Immersive Sounds: Enhancing audio technologies discussed at annual RIT symposium

Yamaha designers and university researchers discuss how audio is integrated into modern performance spaces

Follow Michelle Cometa on Twitter
Follow RITNEWS on Twitter

Photo by M. Cometa

Several prominent researchers participated in the recent Rochester Interdisciplinary Audio Engineering Symposium at RIT including Yamaha Corp.’s Hideo Miyazaki. Presenters provided information about top trends and systems in audio engineering.

How performance spaces are designed influences sound quality for the audience and performers. Controlling elements of both architecture and acoustics could mean the difference between distracting feedback and distinct melodies, said Yamaha Corp. researcher Hideo Miyazaki. He described how treated wood used for the flooring of Yamaha Hall in Tokyo, Japan, was just one small way design and technology influenced sound, significantly decreasing echoes and providing a richer, musical tone during performances.

This attention to how sound is being enhanced, manipulated and captured as it reverberates from ceilings to floors was one of the topics at the recent Rochester Interdisciplinary Audio Engineering Symposium “Immersive Sound and Music Information” at RIT on Aug. 28. More than 50 area engineers, researchers, professors and students attended to learn more about trends in audio equipment development—the science and technology of sound systems—and how these systems enhance the audio experiences for both artists and listeners. It also highlighted how audio engineers will be necessary to complement growth in gaming, film and other popular media and entertainment businesses.

“People have a passion for music, and today’s audio engineers are looking into the best ways to heighten performances and listening devices from equipment to understanding the influence of materials on sound in auditorium settings,” said Michael Eastman, department chair of RIT’s electrical, computer and telecommunications engineering technology program. “This symposium is about how sound impacts our lives and is a way for us to understand the complexity of audio.”

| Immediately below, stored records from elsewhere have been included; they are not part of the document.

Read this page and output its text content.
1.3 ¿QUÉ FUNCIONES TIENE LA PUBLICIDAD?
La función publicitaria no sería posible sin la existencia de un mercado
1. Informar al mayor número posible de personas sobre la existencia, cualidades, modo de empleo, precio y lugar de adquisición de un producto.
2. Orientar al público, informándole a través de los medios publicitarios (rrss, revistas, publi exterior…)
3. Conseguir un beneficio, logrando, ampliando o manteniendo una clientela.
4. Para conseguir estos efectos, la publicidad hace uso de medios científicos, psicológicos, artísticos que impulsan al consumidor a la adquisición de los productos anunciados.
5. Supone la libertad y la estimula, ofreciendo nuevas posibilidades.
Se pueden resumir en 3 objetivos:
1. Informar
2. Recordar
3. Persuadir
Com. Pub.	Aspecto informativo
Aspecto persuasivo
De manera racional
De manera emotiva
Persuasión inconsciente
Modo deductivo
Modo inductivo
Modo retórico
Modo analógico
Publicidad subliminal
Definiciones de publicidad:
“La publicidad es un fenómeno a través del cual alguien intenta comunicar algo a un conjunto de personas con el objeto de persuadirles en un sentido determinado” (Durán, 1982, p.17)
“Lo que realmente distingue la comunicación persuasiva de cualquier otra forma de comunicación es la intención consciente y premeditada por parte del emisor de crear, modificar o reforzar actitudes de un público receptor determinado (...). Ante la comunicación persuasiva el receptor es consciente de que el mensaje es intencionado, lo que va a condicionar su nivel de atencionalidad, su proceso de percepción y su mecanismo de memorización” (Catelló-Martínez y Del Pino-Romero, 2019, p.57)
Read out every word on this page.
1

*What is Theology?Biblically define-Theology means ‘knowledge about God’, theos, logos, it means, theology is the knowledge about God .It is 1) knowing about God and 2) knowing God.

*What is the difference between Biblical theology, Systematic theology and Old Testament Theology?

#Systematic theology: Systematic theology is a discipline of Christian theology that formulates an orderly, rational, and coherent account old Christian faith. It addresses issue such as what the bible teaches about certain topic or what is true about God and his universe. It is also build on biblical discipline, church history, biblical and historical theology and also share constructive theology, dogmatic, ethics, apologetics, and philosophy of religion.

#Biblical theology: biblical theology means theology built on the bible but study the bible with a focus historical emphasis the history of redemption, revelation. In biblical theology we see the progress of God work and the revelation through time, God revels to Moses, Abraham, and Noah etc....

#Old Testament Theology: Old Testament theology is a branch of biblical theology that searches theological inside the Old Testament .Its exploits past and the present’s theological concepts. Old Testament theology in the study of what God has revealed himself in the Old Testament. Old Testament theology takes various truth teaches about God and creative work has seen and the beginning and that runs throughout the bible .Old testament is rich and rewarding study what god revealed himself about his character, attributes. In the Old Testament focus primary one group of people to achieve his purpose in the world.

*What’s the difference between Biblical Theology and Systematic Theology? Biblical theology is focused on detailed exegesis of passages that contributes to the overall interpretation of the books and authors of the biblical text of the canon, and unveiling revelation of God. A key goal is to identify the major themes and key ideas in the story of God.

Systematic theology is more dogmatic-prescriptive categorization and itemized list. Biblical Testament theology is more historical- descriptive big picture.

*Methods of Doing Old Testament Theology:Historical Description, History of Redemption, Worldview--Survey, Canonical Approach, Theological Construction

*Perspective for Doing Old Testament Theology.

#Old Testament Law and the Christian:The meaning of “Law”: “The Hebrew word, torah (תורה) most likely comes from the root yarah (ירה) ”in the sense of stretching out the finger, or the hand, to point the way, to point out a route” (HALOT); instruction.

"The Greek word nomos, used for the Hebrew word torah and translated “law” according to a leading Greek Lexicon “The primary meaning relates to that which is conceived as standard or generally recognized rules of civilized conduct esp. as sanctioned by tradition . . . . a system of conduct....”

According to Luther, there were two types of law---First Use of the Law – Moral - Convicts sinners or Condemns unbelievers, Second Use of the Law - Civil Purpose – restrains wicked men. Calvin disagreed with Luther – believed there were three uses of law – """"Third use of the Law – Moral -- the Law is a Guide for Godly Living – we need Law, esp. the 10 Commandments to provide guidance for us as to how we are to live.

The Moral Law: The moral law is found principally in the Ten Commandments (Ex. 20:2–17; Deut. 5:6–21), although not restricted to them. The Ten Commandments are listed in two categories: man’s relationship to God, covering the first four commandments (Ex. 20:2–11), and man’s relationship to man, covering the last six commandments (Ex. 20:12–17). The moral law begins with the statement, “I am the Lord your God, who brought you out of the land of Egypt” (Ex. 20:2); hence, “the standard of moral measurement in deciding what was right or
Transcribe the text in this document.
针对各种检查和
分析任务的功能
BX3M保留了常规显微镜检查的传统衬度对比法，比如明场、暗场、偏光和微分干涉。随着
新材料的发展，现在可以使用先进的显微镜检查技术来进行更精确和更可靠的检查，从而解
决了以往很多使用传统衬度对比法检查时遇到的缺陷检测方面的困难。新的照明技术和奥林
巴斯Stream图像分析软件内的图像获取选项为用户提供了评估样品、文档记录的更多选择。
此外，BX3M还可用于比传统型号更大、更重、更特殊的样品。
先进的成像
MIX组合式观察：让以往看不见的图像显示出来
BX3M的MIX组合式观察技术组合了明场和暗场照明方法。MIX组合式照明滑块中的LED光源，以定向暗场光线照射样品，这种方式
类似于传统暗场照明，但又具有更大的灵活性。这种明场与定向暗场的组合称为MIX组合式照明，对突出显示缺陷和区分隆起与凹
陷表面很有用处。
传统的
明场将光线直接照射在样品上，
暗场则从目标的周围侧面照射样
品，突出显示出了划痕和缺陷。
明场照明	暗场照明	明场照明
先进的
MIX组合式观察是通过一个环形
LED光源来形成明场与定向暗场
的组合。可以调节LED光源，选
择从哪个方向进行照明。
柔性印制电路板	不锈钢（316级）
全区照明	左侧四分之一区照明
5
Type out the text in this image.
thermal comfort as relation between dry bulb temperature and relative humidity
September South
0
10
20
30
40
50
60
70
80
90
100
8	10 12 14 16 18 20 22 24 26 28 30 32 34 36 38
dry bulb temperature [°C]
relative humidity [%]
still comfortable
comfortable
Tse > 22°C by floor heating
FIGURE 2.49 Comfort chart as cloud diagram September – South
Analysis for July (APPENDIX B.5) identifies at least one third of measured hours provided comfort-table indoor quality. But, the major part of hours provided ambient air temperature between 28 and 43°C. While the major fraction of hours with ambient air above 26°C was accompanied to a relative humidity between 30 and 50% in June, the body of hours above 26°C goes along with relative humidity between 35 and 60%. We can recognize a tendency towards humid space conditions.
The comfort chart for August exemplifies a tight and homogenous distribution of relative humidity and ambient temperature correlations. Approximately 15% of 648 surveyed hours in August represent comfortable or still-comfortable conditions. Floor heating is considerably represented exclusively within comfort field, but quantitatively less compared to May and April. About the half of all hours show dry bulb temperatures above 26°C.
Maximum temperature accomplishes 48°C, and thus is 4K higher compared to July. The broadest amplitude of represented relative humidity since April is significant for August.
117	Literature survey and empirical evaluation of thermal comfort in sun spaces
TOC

Companies such as Yamaha are addressing that complexity in some of today’s non-traditionally designed auditoriums using Active Field Control, the company’s system of electroacoustic enhancements and design tools. AFC actively uses the architectural acoustic feedback system in an auditorium through filtering devices, source and receiver positioning to control reverberation.

“Sounds on stages are bigger, brighter and clearer, good for the audience and the performers,” said Miyazaki, who with colleague Takayuki Watanabe, acoustical engineer and researcher at Yamaha Corp., have integrated the system into more than 100 projects around the world, including most recently, the National Opera House in Warsaw, Poland. The team was able to improve acoustics in the building, originally erected in 1833, while preserving its historic architecture.

Universities with programs in audio engineering are also pushing how systems incorporate the latest technology. Researchers from RIT, the University of Rochester and Seoul National University discussed technology and how signal-processing techniques are being introduced to address audio distortion using Gorilla Glass, plastic and Styrofoam as comparative options to test for different effects on the resonant modes.

Finger Lakes Community College introduced the group to its growing program in music recording technology that emphasizes the creative aspects of the recording process. Students receive a two-year degree and are prepared to enter into 4-year programs or the workforce with skills in managing state-of-the-art recording equipment and musical performance, said Robert Potter, recording studio manager, Finger Lakes Community College. He and faculty member Jonathan Belec shared an overview of the program and the facilities.

“The studios are the students’ classroom, and they are in them getting hands-on experience in their first semester,” he said of the facilities and equipment at the college that mirrors systems found in today’s recording studios. One of the recording areas is 1,600 square feet of space, large enough for orchestral-size ensembles. “But we also teach them it’s about the ear, not just the gear.”

Participants attending the symposium were from regional school districts, local audio companies, and corporations using audio technologies in products such as toys, movie systems and media. Started last year by Sungyoung Kim, assistant professor of audio engineering, the event is hosted by the department, part of RIT’s College of Applied Science and Technology. Within CAST, the electrical, computer and telecommunications engineering technology program features an option in audio technology specifically about audio production, signal processing and critical listening.

“In our program we teach the students not only how to design audio equipment, but also how to listen critically which is an important differentiator for the audio industry,” said Kim.